Thursday, May 22, 2014

23 Mobile Things: Thing 15

Infographics

I was kind of stuck on this one. I have an Android phone. Three of the four listed apps work with Apple products or tablets only. The fourth, Infographics Hub, isn't compatible with my device!

So I just ended up going to the website and looking around. It can be kind of fun, but it shares the pitfall of all things Internet: Anyone can post to it. And "anyone" isn't always right - either through ignorance or to push a particular point of view. And "anyone" is sometimes clueless about sentence structure and/or grammar.

A prime example:

Hoaxes that fooled the world

Internet is probably the biggest venue when it comes to staging a hoax. The fact is hoaxes have been around before even the dawn of cyberspace, before the Internet when elaborate scams and deceptions were not known. But we still fall for them at one time or another. Despite it lacks the one thing called the truth, they still manage to be the biggest trolls in human history. The following infographic breaks down some of history’s best known hoaxes.
 
I don't know about anyone else, but I'm immediately skeptical of anything this poorly written.

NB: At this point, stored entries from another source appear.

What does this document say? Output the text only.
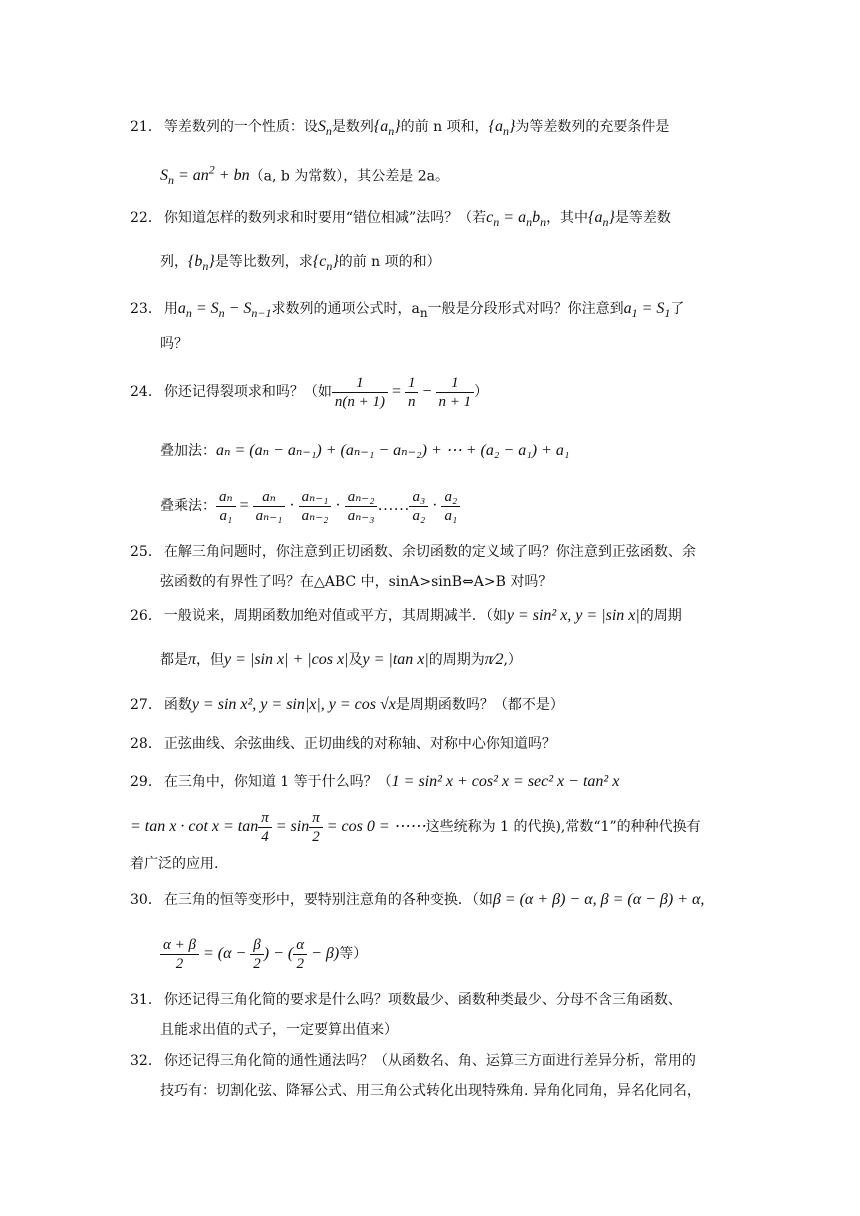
21． 等差数列的一个性质：设$S_n$是数列$\{a_n\}$的前 n 项和，$\{a_n\}$为等差数列的充要条件是
$S_n = an^2 + bn(a$, b 为常数），其公差是 2a。
22． 你知道怎样的数列求和时要用“错位相减”法吗？（若$c_n = a_nb_n$，其中$\{a_n\}$是等差数
列，$\{b_n\}$是等比数列，求$\{c_n\}$的前 n 项的和）
23． 用$a_n = S_n - S_{n-1}$求数列的通项公式时，$a_n$一般是分段形式对吗？你注意到$a_1 = S_1$了
吗？
24． 你还记得裂项求和吗？（如 $\frac{1}{n(n + 1)} = \frac{1}{n} - \frac{1}{n + 1}$ ）
叠加法：aₙ = (aₙ − aₙ₋₁) + (aₙ₋₁ − aₙ₋₂) + ⋯ + (a₂ − a₁) + a₁
叠乘法： $\frac{\text{aₙ}}{\text{a₁}} = \frac{\text{aₙ}}{\text{aₙ₋₁}} \cdot \frac{\text{aₙ₋₁}}{\text{aₙ₋₂}} \cdot \frac{\text{aₙ₋₂}}{\text{aₙ₋₃}}$ …… $\frac{\text{a₃}}{\text{a₂}} \cdot \frac{\text{a₂}}{\text{a₁}}$
25． 在解三角问题时，你注意到正切函数、余切函数的定义域了吗？你注意到正弦函数、余
弦函数的有界性了吗？在△ABC 中，sinA>sinB⇔A>B 对吗？
26． 一般说来，周期函数加绝对值或平方，其周期减半．（如y = sin² x, y = |sin x|的周期
都是π，但y = |sin x| + |cos x|及y = |tan x|的周期为π⁄2,）
27． 函数y = sin x², y = sin|x|, y = cos √x是周期函数吗？（都不是）
28． 正弦曲线、余弦曲线、正切曲线的对称轴、对称中心你知道吗？
29． 在三角中，你知道 1 等于什么吗？（1 = sin² x + cos² x = sec² x − tan² x
= $\tan x \cdot \cot x = \tan \frac{\pi}{4} = \sin \frac{\pi}{2} = \cos 0$ = ⋯⋯这些统称为 1 的代换),常数“1”的种种代换有
着广泛的应用.
30． 在三角的恒等变形中，要特别注意角的各种变换．（如β = (α + β) − α, β = (α − β) + α,
$\frac{\alpha + \beta}{2} = (\alpha - \frac{\beta}{2}$ ) − ( $\frac{\alpha}{2} - \beta$)等）
31． 你还记得三角化简的要求是什么吗？项数最少、函数种类最少、分母不含三角函数、
且能求出值的式子，一定要算出值来）
32． 你还记得三角化简的通性通法吗？（从函数名、角、运算三方面进行差异分析，常用的
技巧有：切割化弦、降幂公式、用三角公式转化出现特殊角. 异角化同角，异名化同名，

Maybe that's not fair, but that's the way it is. I'm not quite sure what's meant by "the biggest trolls in human history." This one, though, at least listed sources! I saw a few for wedding to-do lists, and they seemed to be created by businesses connected with weddings.  That's fine - that's a way to get customers. But I wonder how many viewers of the infographic look to see just who created it, and how that might slant the information presented. 
 
Using this app regularly would mean having your b.s. radar going at full capacity, and making sure you checked facts somewhere else if it were something you might want to actually rely on.